Paterson, le rêve de jour de Jim Jarmusch

© Frederick Elmes - 2016

Only Lovers Left Alive, le précédent film de Jim Jarmusch, était propice à la nuit. Paterson, lui, convient mieux au jour. Le réalisateur américain nous invite une fois de plus à regarder (et à écrire) la poésie du quotidien avec un film empreint d’une profonde délicatesse.

Chaque matin, entre 6h12 et 6h33, pendant une semaine, la lumière du printemps vient caresser la pâleur de Paterson (Adam Driver) et le teint doré de Laura (Golshifteh Farahani). Les gestes sont les mêmes dans l’absolu : il saisit sa montre, l’enfile, blottit son visage dans les boucles noires de celle qu’il aime, se lève pour enfiler son uniforme, remue ses céréales, avale son café, attrape sa lunch box et part, à pied, jusqu’au dépôt des bus de la ville américaine qui porte son nom : Paterson.

La position de la caméra au réveil des deux personnages est toujours la même, celle de leur corps endormi change. Tantôt face à face, dos à dos, entremêlés, enlacés. Au creux d’un fauteuil de cinéma, il est presque trop facile de ressentir ce que ressent celui qui part à pas de loup pour ne pas la réveiller, ou de s’imaginer à la place de celle qui reste, le cou encore chaud de ses baisers, dans un demi sommeil délicieux.

La délicatesse des plans et des regards voudrait prouver que l’amour ne connaît pas la routine. Ou plutôt si, il la connaît, et même plus, il la désire. Car on s’émerveille plus facilement de la beauté du quotidien quand on la regarde dans le reflet des yeux de l’autre.

© Mary Cybulski

© 2016 Window Frame Films Inc. Photo by Mary Cybulski

Et qu’il est facile de s’émerveiller de la fantasque Laura, de son petit grain de folie qui lui fait vivre chaque jour comme si c’était la première fois. Entre guitare country, peinture noire et blanche et cupcakes, elle ne saurait choisir. Mais pour contrebalancer ses airs de girouette, le regard profond et la voix posée de l’actrice iranienne Golshifteh Farahani apportent au personnage une intensité ingénue.

La sobriété un peu gauche qui émane du personnage de Paterson se nourrit de la lumière de Laura et de celle d’une ville marquée par les âges de l’industrie. Une ville moderne qui semple pourtant appartenir à un autre temps. Seule la technologie ultra contemporaine en est absente. Pas d’écran lumineux, pas de grandes enseignes dans Paterson. Et pas de smartphone dans la poche du personnage : seulement un carnet qu’il parsème de poèmes dès que son service de chauffeur de bus le lui permet.

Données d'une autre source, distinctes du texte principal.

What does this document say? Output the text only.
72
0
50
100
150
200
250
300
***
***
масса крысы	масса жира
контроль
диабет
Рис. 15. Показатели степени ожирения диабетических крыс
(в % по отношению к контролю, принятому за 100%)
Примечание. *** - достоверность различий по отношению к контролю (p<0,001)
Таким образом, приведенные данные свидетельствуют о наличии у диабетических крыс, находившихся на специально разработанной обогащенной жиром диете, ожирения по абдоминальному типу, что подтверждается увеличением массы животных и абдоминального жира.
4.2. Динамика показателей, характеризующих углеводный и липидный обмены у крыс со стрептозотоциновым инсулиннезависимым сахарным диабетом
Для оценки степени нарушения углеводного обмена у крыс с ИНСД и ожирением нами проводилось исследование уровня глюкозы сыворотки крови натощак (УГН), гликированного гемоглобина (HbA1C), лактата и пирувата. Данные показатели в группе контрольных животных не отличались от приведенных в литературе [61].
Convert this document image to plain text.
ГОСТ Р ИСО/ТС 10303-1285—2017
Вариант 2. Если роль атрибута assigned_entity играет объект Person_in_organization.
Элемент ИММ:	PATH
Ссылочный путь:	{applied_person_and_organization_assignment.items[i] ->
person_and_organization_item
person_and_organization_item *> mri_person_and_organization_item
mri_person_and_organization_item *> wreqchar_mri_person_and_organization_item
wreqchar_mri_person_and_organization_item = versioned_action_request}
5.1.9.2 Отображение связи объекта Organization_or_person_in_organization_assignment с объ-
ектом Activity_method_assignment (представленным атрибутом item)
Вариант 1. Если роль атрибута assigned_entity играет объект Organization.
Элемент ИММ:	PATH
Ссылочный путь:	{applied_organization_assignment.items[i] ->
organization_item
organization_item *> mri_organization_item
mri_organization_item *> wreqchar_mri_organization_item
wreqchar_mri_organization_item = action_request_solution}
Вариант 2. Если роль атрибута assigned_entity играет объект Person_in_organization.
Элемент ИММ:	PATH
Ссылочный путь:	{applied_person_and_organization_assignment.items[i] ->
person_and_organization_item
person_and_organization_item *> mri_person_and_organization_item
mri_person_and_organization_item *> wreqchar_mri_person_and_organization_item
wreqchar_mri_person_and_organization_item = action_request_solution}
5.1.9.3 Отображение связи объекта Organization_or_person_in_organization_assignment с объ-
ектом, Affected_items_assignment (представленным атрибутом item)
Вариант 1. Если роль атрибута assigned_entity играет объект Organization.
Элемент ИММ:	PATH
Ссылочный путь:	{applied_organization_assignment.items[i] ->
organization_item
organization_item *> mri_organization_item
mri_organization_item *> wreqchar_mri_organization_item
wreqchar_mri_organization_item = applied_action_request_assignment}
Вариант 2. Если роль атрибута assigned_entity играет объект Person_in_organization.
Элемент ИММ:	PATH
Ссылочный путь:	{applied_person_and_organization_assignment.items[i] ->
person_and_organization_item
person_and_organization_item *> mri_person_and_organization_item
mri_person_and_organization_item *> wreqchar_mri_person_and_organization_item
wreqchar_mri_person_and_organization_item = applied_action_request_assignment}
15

© 2016_Window_Frame_Films_Inc._Photo by Mary Cybulski

© 2016 Window Frame Films Inc. Photo by Mary Cybulski

A la poésie des images s’ajoutent celle des textes de Ron Padgett prêtés à la plume de Paterson pour le film. Les mots s’affichent à l’écran et prennent vie dans les intonations vibrantes d’Adam Driver. Lorsqu’il ne les prononce pas, Paterson les entend, de la bouche des autres. De courtes scènes, des petites strophes d’un poème plus long, se succèdent : des discussions de passagers du bus 23 (dont une apparition surprise de deux petits anarchistes bien connus), des vers aux rimes internes subtiles sortis de la bouche d’une petite fille, quelques lignes de rap déversées dans une laverie. Et une histoire de rupture commentée par le patron d’un bar dont les couleurs rappellent l’ambiance de My Blueberry Nights de Wong Kar Wai.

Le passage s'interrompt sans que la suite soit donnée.